ホーク・ウォリアーが「欲しい」と言ってきた衝撃写真…ベテランカメラマンが追懐
1980年代を代表するタッグ「ロード・ウォリアーズ」
入場テーマ曲「IRON MAN」が鳴り響き、さっそうと花道を走ってリングに向かう〝暴走戦士〟ロード・ウォリアーズ。80年代を代表するタッグチームだった。
「シカゴのスラム街で育ち、飢えをしのぐためネズミを食べていた」。アニマルとホークのロード・ウォリアーズが、そんなあおり文句で全日本プロレスに初来日したのは、今から37年前の1985年(昭和60年)3月7日。
その特異なキャラクターはマンガでも扱われ、来日前から人気が爆発。成田空港のVIPルームでの来日会見にはプロレスマスコミに混じり一般週刊誌の記者やカメラマン50人以上が詰めかけた。

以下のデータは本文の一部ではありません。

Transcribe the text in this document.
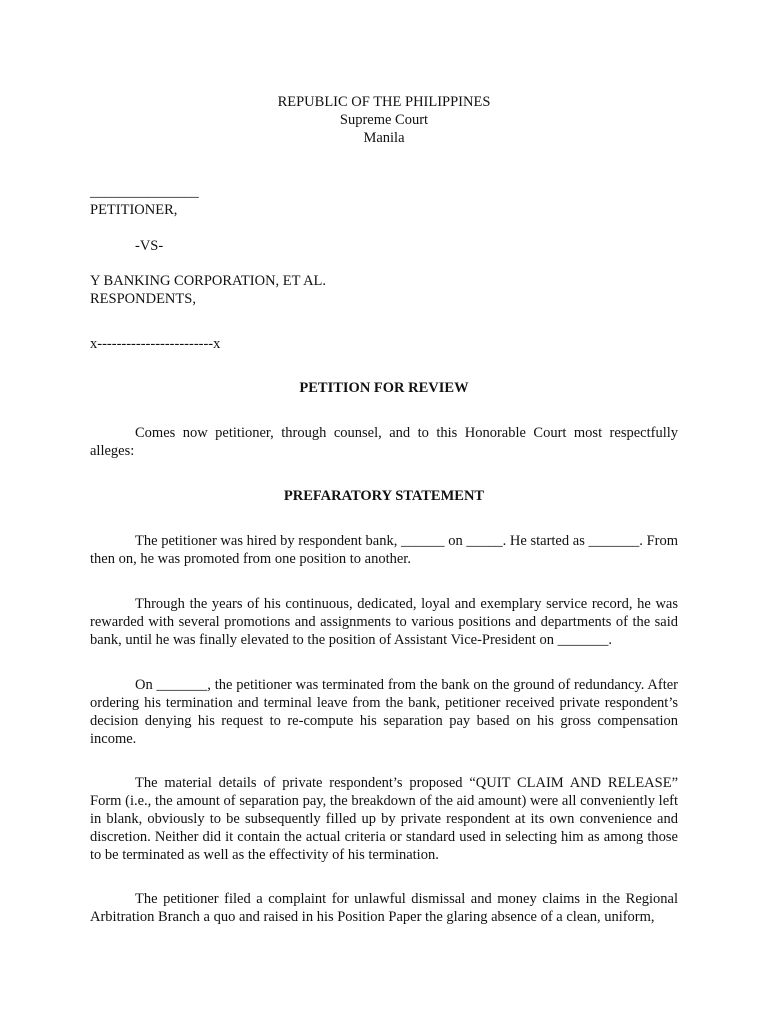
REPUBLIC OF THE PHILIPPINES
Supreme Court
Manila
_______________
PETITIONER,
-VS-
Y BANKING CORPORATION, ET AL.
RESPONDENTS,
x------------------------x
PETITION FOR REVIEW
Comes now petitioner, through counsel, and to this Honorable Court most respectfully alleges:
PREFARATORY STATEMENT
The petitioner was hired by respondent bank, ______ on _____. He started as _______. From then on, he was promoted from one position to another.
Through the years of his continuous, dedicated, loyal and exemplary service record, he was rewarded with several promotions and assignments to various positions and departments of the said bank, until he was finally elevated to the position of Assistant Vice-President on _______.
On _______, the petitioner was terminated from the bank on the ground of redundancy. After ordering his termination and terminal leave from the bank, petitioner received private respondent’s decision denying his request to re-compute his separation pay based on his gross compensation income.
The material details of private respondent’s proposed “QUIT CLAIM AND RELEASE” Form (i.e., the amount of separation pay, the breakdown of the aid amount) were all conveniently left in blank, obviously to be subsequently filled up by private respondent at its own convenience and discretion. Neither did it contain the actual criteria or standard used in selecting him as among those to be terminated as well as the effectivity of his termination.
The petitioner filed a complaint for unlawful dismissal and money claims in the Regional Arbitration Branch a quo and raised in his Position Paper the glaring absence of a clean, uniform,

翌8日、千葉・船橋での来日第1戦の対戦相手はキラー・カーン&アニマル浜口のジャパン・プロレス勢。ホークが浜口をフライングショルダータックルで吹っ飛ばせば、アニマルはリフトアップスラム。一方的な展開でフィニッシュはアニマルがベアハッグで抱えた浜口に、ホークが2回ロープに飛んで勢いをつけてからダイビングラリアート。219秒で圧勝し、衝撃的な日本デビューを飾ったのだった。
衝撃写真!暴漢に襲われたホークの顔に30センチの傷
アニマルが背中を負傷して3年近く戦線を離脱していた時期、ホークは新日本プロレスの佐々木健介(ペイントをしてパワー・ウォリアー)と組み、「ヘルレイザーズ」として活躍した。このチーム名はファンから公募して決まったものだ。
健介とのIWGPタッグ王座防衛戦を3日後に控えた94年9月24日、愛知県体育館でホークの控室を訪ねた私は、その顔を見て仰天した。
左頬からアゴにかけて約30センチの傷。23日の深夜、暴漢に襲われ刃物で切られたという。「刃物には俺もかなわん」とうそぶいていたが、その傷痕は生々しかった。
東スポ紙面で連載していたタイガー服部レフェリーの「我がプロレス交遊録」で、後に事のいきさつが明かされた。ホークは酒場でイラン人と喧嘩になりボコボコにしたものの、怒った相手に刃物で首を斬りつけられたという。
この写真を撮ったとき、ホークは写真が欲しいと言ってきた。後日、私は試合前にホークの宿泊していたホテルを訪ねた。ホークは私が近づくと、一瞬、怪訝な表情を見せたが、写真を見るとたいそう喜んでくれた。
試合会場で渡してもよかったのだが、〝わざわざ訪ねてプレゼントした方がもらう人のありがたみが増す〟という先輩カメラマンからの教えを実行したのだが、確かにそうしたことで、私の顔を覚えてくれた。
ホークから飲みに誘われたが…
ホークとは、翌95年4月にアントニオ猪木が北朝鮮で「平和のための平壌国際体育・文化祝典」を開催したときに再会。
29日の試合後、ホークから「仕事が終ったらホテルのバーに来いよ。」とお誘いが…。ホテルは北朝鮮側が決めたホテルに、選手とマスコミが同宿していた。
猪木VSリック・フレアーの写真を電送して、その日の仕事が終了。バーではレスラーが盛り上がっているだろうな…(実際、新日本&全女軍団は大盛り上がりだったようだ)。私はなんとなく、気後れしてしまいお誘いをすっぽかしてしまった。
翌日、平壌大城山遊園地でのイベントで顔を合わせバツが悪かった。ホークの「なんで来なかったんだ?」という視線を痛いほど感じた。
さて、北朝鮮以後はホークと顔を合わせる機会はなかった。そして、そんなホークは03年、フロリダ州の自宅で心臓発作により46歳という若さで亡くなった。今日、10月19日はホークの命日になる。